Felizmente, os tribunais estão dando ganho de causa aos correntistas. Os clientes do Itaú Unibanco que, de 2002 para cá, pagaram tarifas para antecipar a liquidação de financiamento de carro, crédito pessoal e consignado terão direito a rever o dinheiro de volta com base em uma decisão judicial obtida pelo Instituto Brasileiro de Estudo e Defesa das Relações de Consumo (Ibedec). O banco está recorrendo da decisão.
Segundo o presidente do Ibedec, antes da proibição, a quitação antecipada de dívidas não tinha vantagens, pois era punida com taxas altíssimas. “Essa cobrança era ilegal”, afirmou Geraldo Tardin, presidente do Ibedec.
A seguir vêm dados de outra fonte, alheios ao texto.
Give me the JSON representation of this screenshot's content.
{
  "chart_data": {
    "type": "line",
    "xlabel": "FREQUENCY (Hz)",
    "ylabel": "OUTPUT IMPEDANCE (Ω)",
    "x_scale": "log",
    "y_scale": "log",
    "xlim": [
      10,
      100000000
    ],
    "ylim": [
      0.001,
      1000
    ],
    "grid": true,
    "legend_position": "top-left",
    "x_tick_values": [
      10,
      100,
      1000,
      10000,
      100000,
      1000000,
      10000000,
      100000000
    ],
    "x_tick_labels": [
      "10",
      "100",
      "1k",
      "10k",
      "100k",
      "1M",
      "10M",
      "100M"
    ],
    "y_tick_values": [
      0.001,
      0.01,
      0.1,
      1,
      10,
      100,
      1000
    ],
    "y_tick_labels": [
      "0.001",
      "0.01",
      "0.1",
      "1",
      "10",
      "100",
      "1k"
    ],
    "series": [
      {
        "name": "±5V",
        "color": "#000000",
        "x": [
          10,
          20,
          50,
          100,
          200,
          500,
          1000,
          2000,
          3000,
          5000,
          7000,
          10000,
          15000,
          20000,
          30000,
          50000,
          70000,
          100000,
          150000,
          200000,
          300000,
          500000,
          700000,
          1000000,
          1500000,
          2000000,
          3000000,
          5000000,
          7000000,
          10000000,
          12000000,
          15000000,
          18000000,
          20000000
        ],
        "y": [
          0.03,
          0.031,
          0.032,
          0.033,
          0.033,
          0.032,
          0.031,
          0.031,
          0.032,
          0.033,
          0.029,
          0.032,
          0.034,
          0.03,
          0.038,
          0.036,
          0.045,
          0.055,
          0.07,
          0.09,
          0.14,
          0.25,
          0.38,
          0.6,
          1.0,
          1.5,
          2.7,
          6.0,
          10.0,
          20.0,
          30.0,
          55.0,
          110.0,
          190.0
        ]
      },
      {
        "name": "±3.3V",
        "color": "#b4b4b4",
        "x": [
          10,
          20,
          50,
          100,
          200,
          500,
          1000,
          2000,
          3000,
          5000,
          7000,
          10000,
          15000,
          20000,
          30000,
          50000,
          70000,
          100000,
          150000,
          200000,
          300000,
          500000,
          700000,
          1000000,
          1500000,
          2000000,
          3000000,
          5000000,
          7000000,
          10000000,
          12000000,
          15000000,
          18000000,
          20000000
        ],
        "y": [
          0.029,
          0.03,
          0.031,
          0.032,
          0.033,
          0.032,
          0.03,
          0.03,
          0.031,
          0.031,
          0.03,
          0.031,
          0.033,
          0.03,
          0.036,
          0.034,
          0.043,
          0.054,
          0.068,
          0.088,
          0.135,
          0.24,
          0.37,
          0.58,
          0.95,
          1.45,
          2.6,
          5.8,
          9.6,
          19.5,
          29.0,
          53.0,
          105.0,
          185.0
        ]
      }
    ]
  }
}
Ele ressaltou ainda que o Artigo 52, parágrafo 2º, do Código de Defesa do Consumidor, obriga o abatimento dos juros embutidos nas prestações pagas antes do prazo. Ou seja, além da tarifa por quitação antecipada, os bancos também devem devolver os juros que não foram abatidos dos financiamentos. Para ele, é importante que as pessoas exijam a devolução imediata e guardem os contratos que se relacionem a consumo pelo prazo de cinco anos. “A falta dos documentos tem sido nosso maior problema para exigir o dinheiro de volta”, lamentou.
Violação de direitos
Na opinião de defensora federal Daniela Correa, apesar da demora, finalmente os abusos cometidos pelos bancos começam a ser corrigidos tanto pela Justiça quanto pelo BC. A seu ver, há alguns anos, seria quase impossível — mesmo quando indevido — ver um banco restituir dinheiro cobrado do cliente por uma taxa irregular. “A política sistemática de violação dos direitos do consumidor é lucrativa”, disse. A Justiça é morosa e só agora o cidadão começa a entender como ela funciona. “Tudo isso levou tempo. Nesse período, os bancos sentiram que valia a pena manter o que os favorecia”, acrescentou.
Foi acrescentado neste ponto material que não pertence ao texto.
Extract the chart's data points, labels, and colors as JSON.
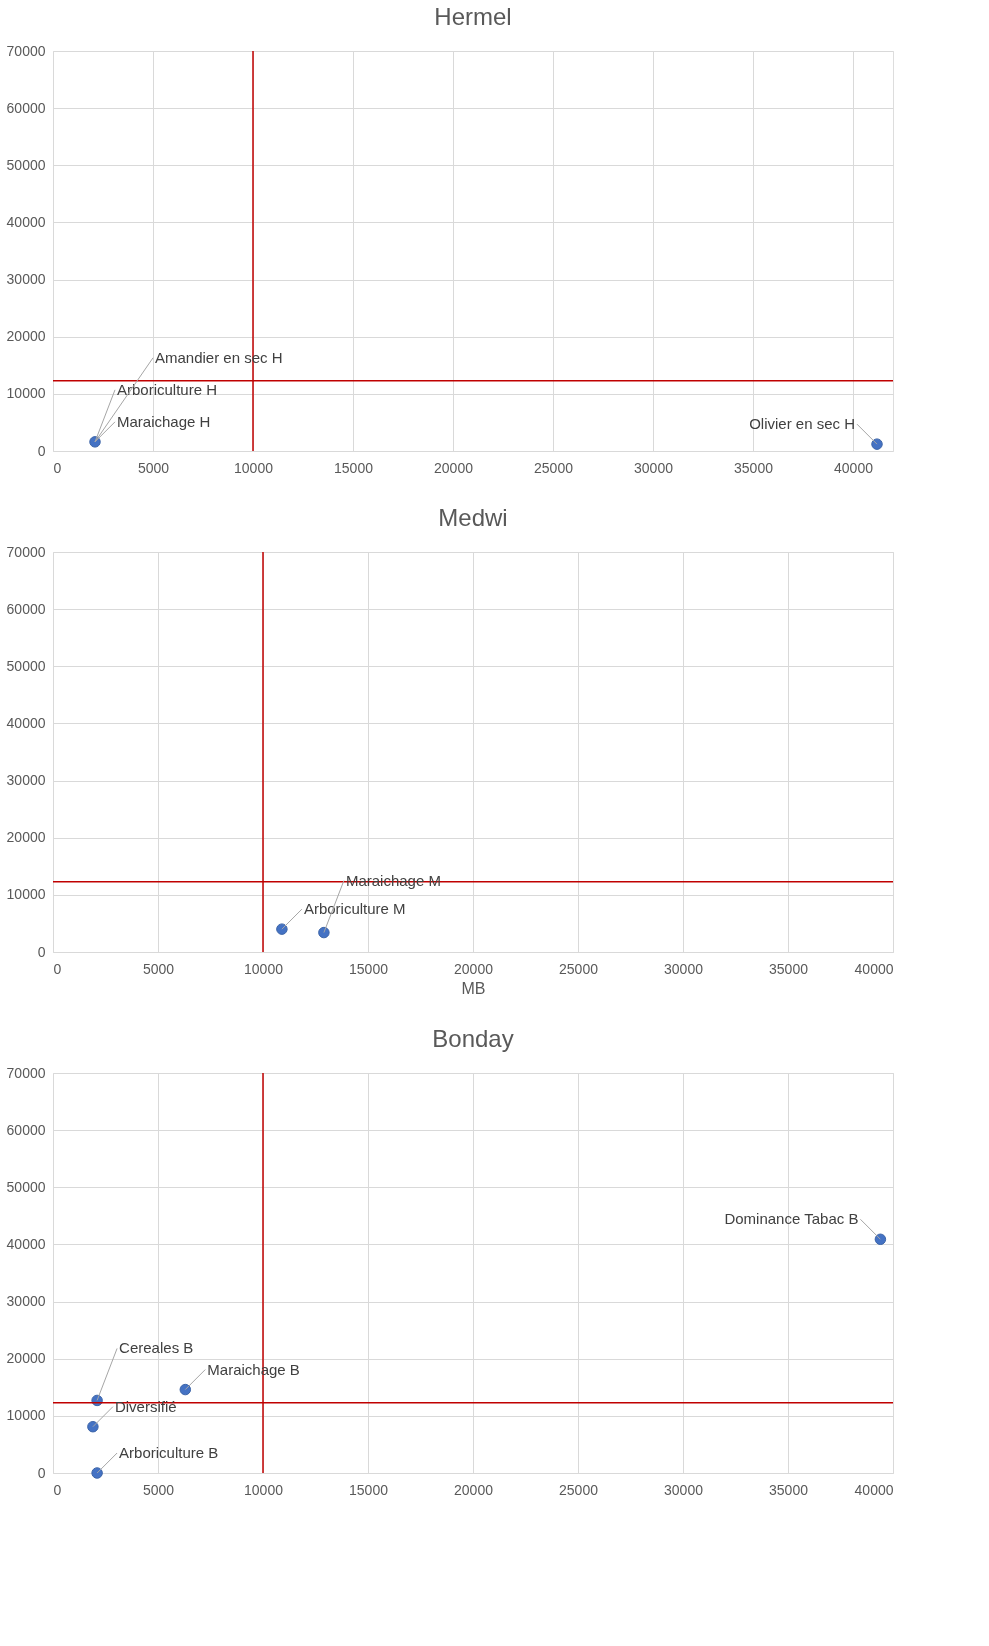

Não é à toa que os bancos dificultam ao máximo a correção de abusos. Pesquisa da Consultoria Austin Rating mostra que as tarifas se tornaram uma importante fonte de renda para o sistema financeiro. Apenas os 35 bancos que divulgaram balanços neste ano embolsaram receitas de R$ 132,5 bilhões. Deste total, 24,8% se referem a tarifas. “A tendência é de continuar nesse ritmo, porque ainda há uma parcela muito grande de população não bancarizada, que entrará no sistema”, disse Alex Agostini, economista-chefe da empresa.
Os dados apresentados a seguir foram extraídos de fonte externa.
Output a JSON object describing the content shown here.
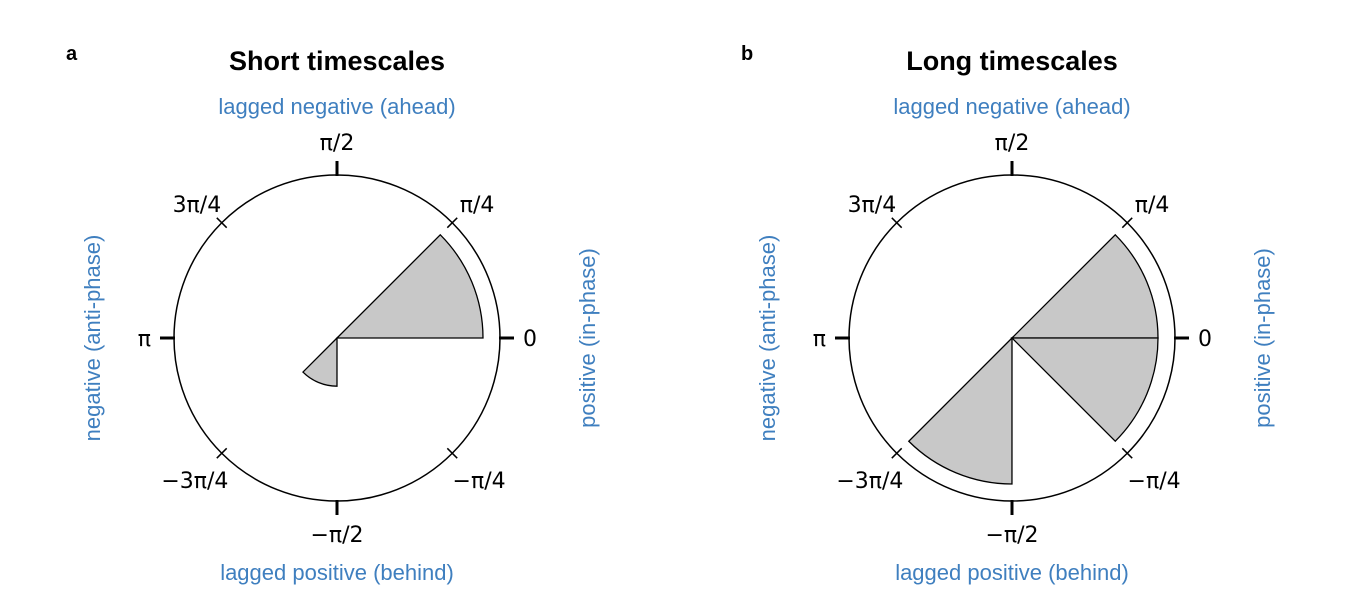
{
  "colors": {
    "side_label": "#3f7fbf",
    "sector_fill": "#c8c8c8",
    "stroke": "#000000"
  },
  "chart_data": [
    {
      "type": "rose",
      "panel_label": "a",
      "title": "Short timescales",
      "labels": {
        "top": "lagged negative (ahead)",
        "bottom": "lagged positive (behind)",
        "left": "negative (anti-phase)",
        "right": "positive (in-phase)"
      },
      "tick_labels": [
        "0",
        "π/4",
        "π/2",
        "3π/4",
        "π",
        "−3π/4",
        "−π/2",
        "−π/4"
      ],
      "rmax": 1.0,
      "sectors": [
        {
          "theta_start": 0.0,
          "theta_end": 0.785,
          "r": 1.0
        },
        {
          "theta_start": -2.356,
          "theta_end": -1.571,
          "r": 0.33
        }
      ]
    },
    {
      "type": "rose",
      "panel_label": "b",
      "title": "Long timescales",
      "labels": {
        "top": "lagged negative (ahead)",
        "bottom": "lagged positive (behind)",
        "left": "negative (anti-phase)",
        "right": "positive (in-phase)"
      },
      "tick_labels": [
        "0",
        "π/4",
        "π/2",
        "3π/4",
        "π",
        "−3π/4",
        "−π/2",
        "−π/4"
      ],
      "rmax": 1.0,
      "sectors": [
        {
          "theta_start": 0.0,
          "theta_end": 0.785,
          "r": 1.0
        },
        {
          "theta_start": -0.785,
          "theta_end": 0.0,
          "r": 1.0
        },
        {
          "theta_start": -2.356,
          "theta_end": -1.571,
          "r": 1.0
        }
      ]
    }
  ]
}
Para Luís Miguel Santacreu, analista de instituições financeiras da Austin Rating, “não havia uma relação de igualdade entre os bancos e os consumidores”. Na sua opinião, nos últimos anos, os bancos têm tentado compensar, com tarifas, as perdas de receitas com a queda da inflação.
STJ decide sobre poupança
O Superior Tribunal de Justiça (STJ) julgará, no próximo dia 25 de agosto, um recurso especial que poderá alterar um entendimento da própria casa e, consequentemente, mudar o rumo sobre todas as ações que tramitam no Judiciário com pedido de ressarcimento por perdas nas cadernetas de poupança relativas aos planos econômicos nas décadas de 1980 e 1990: Bresser (1987), Verão (1989), Collor I (1990) e Collor 2 (1991). Além de definir os índices de correção a serem adotados, o STJ decidirá também se o prazo para entrar com ações coletivas sobre os chamados expurgos inflacionários continua sendo de 20 anos ou será reduzido para cinco anos.
Isso porque, em abril, a Segunda Seção do STJ decidiu que o prazo para ajuizar uma ação civil pública no caso dos planos Bresser e Verão era de cinco anos. O entendimento tomou como base a Lei de Ação Popular e não a Lei de Ação Civil Pública, que não estabelece um prazo específico para tal questão. Como grande parte das ações civis públicas foram ajuizadas ao fim do período de 20 anos a contar da data de início de cada plano, caso o STJ adote esse posicionamento, milhares de consumidores que se sentiram lesados pelas alterações nos cálculos de correção dos saldos de poupança perderão o direito ao ressarcimento.
Ontem, as partes interessadas — representantes dos bancos, de entidades de defesa do consumidor e da Defensoria Pública da União — reuniram-se com o ministro relator do recurso, Sidnei Beneti. “Esse julgamento é muito importante porque essa decisão será tomada como base para todos os outros tribunais do país”, preocupa-se a gerente jurídica do Instituto Brasileiro de Defesa do Consumidor (Idec), Maria Elisa Novais. Para a reunião, o Idec preparou um levantamento preliminar que aponta 127 acórdãos julgados pelos STJ, desde a década de 1990, sobre prescrição das ações de planos econômicos, todas com decisão firme sobre o prazo de 20 anos.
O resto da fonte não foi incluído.